Хитрый мужичонка давно сообразил, что в нынешние времена на его должность вряд ли найдутся охотники. Во-первых, кому понравится каждый день, даже в воскресенье, вставать ни свет ни заря, собирать и совхозных, и личных бурёнок и куковать с ними на пастбище чуть ли не до вечерней зорьки. Во-вторых, не всякий сможет работать под открытым небом, причём в любую погоду: дождь, слякоть, холод, зной. В-третьих, только самоистязатель, по-теперешнему же мазотихрист**, будет добровольно выносить нападки мух, слепней, оводов. А чего стоят одни мошки, которые так и  норовят забиться во все дырки на теле.
Но самое-то главное — эти лишения ему приходилось терпеть за смешную зарплату. Да и ту постоянно задерживали. Вот и прощало начальство Ваське его не в меру болтливый язык и вольготно гуляющее по деревне стадо.
Вскоре подоспела и бригадир Ирина Власьевна.
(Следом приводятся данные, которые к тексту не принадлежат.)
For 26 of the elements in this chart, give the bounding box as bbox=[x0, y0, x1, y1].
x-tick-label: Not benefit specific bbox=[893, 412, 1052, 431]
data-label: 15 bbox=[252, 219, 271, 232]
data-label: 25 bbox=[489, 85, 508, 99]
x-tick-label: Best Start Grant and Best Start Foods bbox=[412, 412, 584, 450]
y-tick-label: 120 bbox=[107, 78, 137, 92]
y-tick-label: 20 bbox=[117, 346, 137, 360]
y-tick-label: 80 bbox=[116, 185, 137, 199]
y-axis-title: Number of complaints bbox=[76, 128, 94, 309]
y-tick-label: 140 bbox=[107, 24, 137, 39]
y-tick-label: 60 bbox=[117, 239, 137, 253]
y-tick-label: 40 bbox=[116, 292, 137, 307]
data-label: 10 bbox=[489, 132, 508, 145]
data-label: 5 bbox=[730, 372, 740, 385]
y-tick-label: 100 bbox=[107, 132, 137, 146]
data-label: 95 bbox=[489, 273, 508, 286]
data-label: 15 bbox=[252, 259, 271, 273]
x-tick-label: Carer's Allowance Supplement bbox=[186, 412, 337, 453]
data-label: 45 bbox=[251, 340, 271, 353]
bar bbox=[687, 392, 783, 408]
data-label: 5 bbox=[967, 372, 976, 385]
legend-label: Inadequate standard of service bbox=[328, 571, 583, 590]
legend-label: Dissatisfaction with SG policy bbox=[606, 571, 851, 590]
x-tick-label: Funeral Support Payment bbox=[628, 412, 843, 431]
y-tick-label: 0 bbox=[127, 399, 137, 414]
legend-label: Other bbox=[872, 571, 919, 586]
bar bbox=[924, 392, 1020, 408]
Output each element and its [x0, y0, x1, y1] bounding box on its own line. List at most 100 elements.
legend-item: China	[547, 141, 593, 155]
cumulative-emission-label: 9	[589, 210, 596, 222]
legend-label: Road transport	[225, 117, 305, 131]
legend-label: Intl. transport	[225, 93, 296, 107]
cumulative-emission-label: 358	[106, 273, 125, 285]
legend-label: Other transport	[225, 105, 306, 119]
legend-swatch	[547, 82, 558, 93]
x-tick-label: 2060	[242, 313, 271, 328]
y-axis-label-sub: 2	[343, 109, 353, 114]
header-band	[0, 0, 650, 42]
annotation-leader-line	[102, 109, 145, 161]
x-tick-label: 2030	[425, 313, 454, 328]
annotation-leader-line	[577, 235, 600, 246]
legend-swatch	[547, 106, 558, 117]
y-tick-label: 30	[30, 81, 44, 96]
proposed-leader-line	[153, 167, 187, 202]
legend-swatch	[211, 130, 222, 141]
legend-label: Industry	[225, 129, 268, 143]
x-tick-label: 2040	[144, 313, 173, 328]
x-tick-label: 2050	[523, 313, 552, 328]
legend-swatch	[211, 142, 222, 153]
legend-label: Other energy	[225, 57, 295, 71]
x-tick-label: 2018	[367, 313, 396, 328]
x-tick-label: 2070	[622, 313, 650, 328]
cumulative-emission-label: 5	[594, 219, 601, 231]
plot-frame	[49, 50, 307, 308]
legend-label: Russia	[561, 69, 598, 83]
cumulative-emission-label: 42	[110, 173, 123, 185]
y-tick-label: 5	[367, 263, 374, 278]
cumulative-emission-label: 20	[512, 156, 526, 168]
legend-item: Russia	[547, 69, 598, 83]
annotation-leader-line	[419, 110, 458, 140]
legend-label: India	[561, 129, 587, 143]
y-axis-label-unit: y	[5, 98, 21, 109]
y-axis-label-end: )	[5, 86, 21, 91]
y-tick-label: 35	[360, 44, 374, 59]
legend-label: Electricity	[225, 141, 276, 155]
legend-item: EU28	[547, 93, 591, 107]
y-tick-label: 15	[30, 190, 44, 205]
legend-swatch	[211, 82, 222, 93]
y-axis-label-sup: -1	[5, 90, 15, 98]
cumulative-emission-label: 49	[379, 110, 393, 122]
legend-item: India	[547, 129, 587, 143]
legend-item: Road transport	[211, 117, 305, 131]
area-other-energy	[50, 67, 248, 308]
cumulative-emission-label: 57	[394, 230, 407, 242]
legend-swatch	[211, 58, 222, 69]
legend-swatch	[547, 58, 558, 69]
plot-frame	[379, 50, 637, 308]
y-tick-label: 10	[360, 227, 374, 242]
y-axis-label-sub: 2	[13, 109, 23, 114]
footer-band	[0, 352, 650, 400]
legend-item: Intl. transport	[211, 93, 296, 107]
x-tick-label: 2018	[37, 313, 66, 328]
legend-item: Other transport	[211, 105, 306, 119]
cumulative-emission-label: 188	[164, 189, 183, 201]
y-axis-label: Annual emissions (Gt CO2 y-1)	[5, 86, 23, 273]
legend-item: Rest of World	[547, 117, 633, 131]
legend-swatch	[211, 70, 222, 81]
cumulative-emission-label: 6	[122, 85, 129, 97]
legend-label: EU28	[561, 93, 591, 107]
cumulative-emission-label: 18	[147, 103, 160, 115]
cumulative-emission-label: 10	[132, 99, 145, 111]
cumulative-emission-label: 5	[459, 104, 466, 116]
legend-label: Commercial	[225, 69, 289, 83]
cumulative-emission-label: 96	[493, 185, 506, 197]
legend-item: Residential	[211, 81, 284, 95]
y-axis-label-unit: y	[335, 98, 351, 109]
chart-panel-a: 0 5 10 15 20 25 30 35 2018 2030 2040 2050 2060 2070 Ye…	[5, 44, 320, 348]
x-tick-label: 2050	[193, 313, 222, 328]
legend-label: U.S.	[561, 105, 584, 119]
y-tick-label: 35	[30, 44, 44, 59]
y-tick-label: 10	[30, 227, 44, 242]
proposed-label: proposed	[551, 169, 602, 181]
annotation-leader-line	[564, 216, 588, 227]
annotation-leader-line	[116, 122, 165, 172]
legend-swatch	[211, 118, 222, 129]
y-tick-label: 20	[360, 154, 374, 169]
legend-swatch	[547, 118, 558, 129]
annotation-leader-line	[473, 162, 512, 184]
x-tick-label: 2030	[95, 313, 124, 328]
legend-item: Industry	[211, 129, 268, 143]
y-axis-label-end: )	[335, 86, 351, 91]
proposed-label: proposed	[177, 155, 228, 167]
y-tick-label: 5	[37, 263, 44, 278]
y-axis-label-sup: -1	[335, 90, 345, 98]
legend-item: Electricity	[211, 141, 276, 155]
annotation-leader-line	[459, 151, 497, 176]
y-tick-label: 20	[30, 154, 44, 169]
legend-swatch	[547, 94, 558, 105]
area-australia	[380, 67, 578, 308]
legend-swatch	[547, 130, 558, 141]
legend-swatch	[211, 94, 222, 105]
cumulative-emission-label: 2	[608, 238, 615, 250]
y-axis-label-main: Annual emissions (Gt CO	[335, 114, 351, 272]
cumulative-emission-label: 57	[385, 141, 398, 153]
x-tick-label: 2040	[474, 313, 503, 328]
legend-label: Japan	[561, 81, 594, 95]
Она  со знанием дела ловко распределила обязанности. Да так, что ворчливых сегодня не оказалось.
Сашка работал под горкой, невдалеке от ручья, за которым бродили коровы. Он складывал наломанные ураганом ветки в огромные кучи и жалостливо поглядывал на стадо, прикидывая, сколько же вечером Дарья надоит молока от их Белки. «Гнал бы скотину на Хорёв хутор. Рядом ведь… Эх, придётся сегодня нашей кормилице двойную норму клевера задавать». — В сердцах он попытался зашвырнуть приличный сук тополя на верх большущей кучи, но не рассчитал. Сук скатился наземь. Сашка махнул рукой и направился к неохватной лозине***, которую тоже изрядно общипал ураган.
Трава же на пастбище бурёнушками была действительно вылизана до корней. Лишь кое-где на кочках ещё топорщились малоаппетитные кустики. Наиболее привередливые коровёнки, брезгливо морща носы, вовсе не притрагивались к еде. Они знали, что дома хозяева накормят их от пуза. Другие же, которым в родном хлеву ничего не светило, захватывали шершавыми языками отвратительную пищу и, давясь, заталкивали в желудок. Часть же коровушек, склонных к бродяжничеству, шустрой сороконожкой семенила в сторону деревни, на огороды нерадивых хозяев.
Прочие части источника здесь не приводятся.